Friday, March 29, 2013
Annoying Interactions with Korean Men
After living in Korea for almost three years, I am still learning how to act within a complex gender and age hierarchy. Korean men are some of the kindest, most trustworthy people I have met. However, anytime I am traveling alone (or even in my hometown, for that matter) I tend to pay special attention to my interactions with men. Sometimes these exchanges are minor annoyances, but sometimes they are disconcerting advances. The following are a few examples:
In the Workplace
In addition to working within an age hierarchy, working with men also introduces another level of deference. Combine age and gender and you can find yourself at the bottom of the totem pole.
Most workplaces have colleague dinners which take place anywhere from once a month to several times a week. If a superior invites you, you must attend. Even if you have plans. Even if you receive two hours notice (although I do occasionally manage to get out of these because I am the lone foreigner).
These dinners last for at least a couple of hours and require many shots of soju, cheap rice liquor. I like the fact that men and women aren’t segregated in social drinking situations, but if male colleagues decide that they want you to drink, then it’s expected that you go along with it. You can decline, but the pressure is there, and drinking together is considered an important part of workplace bonding.
As a foreigner, I tend to get away with leaving early (usually after a co-worker asks permission for me from the principal). In general my colleagues forgive me, assuming that I’m bored not being able to keep up with their conversations. However, my younger female coworkers feel pressured to stay until the night is over, egged on by the increasingly drunker older men. To me they may admit that all they wanted to do was go home and sleep.
Being a foreigner abroad can spark instant conversations with strangers. Sometimes those conversations are welcome and enjoyable. However, most of my random interactions with Koreans are with older men. Perhaps it’s because of my instinct to be wary of all men when I’m traveling alone, but no matter how polite I want to be, by now I generally get frustrated. It doesn’t help that many men ask questions like it is an order; it sounds more like a barking command than an entreaty to polite conversation. The first question almost always is, “Where are you from!!!” I always respond, but I’m usually aloof. I know what’s coming. After this, the questions can get personal and uncomfortable for a lone woman. Or else you might just face silence and a long stare.
For example, one day while sitting in my favorite park, reading a good book and listening to my iPod, an older man went out of his way to get a better look at me. He started speaking before I even took off my headphones.
“Yes?” I asked.
“Where are you from?”
“What do you do?”
“I’m a teacher.”
“Where do you live?”
“What?” I started to wish I had pretended not to speak Korean.
“Where do you live?”
“Um, around there.” I point.
“Yes. What building?”
“A big white one,” I gesture again away over a hill.
“What’s the name of the building?”
Though his persistence was impressive, and he was admittedly a friendly guy, these aren’t questions older men should be asking of young women.
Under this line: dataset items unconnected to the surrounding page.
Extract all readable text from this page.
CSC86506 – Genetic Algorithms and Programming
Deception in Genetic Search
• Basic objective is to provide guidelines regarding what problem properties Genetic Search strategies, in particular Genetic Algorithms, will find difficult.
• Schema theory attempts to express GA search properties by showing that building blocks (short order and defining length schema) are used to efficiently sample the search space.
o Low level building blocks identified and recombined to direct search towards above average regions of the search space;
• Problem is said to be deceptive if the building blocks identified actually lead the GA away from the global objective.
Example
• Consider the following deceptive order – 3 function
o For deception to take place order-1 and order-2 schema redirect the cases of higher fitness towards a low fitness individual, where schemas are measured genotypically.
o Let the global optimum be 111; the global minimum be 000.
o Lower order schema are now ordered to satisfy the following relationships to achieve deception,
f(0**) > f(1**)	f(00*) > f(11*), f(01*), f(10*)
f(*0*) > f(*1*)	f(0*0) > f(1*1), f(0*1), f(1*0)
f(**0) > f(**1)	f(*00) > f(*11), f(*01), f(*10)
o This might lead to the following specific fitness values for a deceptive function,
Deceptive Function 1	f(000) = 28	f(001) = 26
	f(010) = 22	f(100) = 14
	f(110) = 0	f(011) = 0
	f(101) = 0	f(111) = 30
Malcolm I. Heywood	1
The other kinds of questions women can get are of the sleazier vein.
My first year in Korea, while sitting on a metal bench in a subway station listening to my trusty iPod, I felt a light tap on my shoulder. A young man leaned across from his bench behind me.
“Are you Russian?”
“What?” I ask.
“Are you Russian?”
“No, I’m not Russian.”
He walked away. I fumed, stuffing my headphones back on my ears.
By this time I had heard that if someone asks if you’re Russian it means they are soliciting prostitution. Besides obviously being offensive to Russian women, when someone asks if you are a prostitute based only on your hair and eye color, it’s a bit infuriating.
Smoking and Spitting in Public
As of 2000, 67% of Korean men smoked, compared with 23.4% in the U.S. Smoking is allowed almost anywhere, from crowded bars to public restrooms (I’m not sure it’s legal, but it happens all the time). While walking along the sidewalks, I not only dodge people, but also their puffs of smoke. It is surprising how difficult it is to walk any moderate distance without inhaling second-hand smoke. Even when waiting for a bus, it isn’t taboo for someone to light up right next to you.
Spitting comes with the excessive smoking. The sound of hawking loogies raises hairs on my neck. As with smoking, spitting is not considered impolite, at least not for men. Most people only spit outside (which always makes me nervous when I pass people on my bicycle, lest they not know I’m coming and spit on me), but occasionally I’ve seen men spit indoors.
Despite these cultural differences, Korea continues to delight and surprise me. It’s also the safest country I’ve ever been in. The people have generous and warm spirits. As in all countries, adapting to challenges is part of the adventure. Just watch out for those loogies.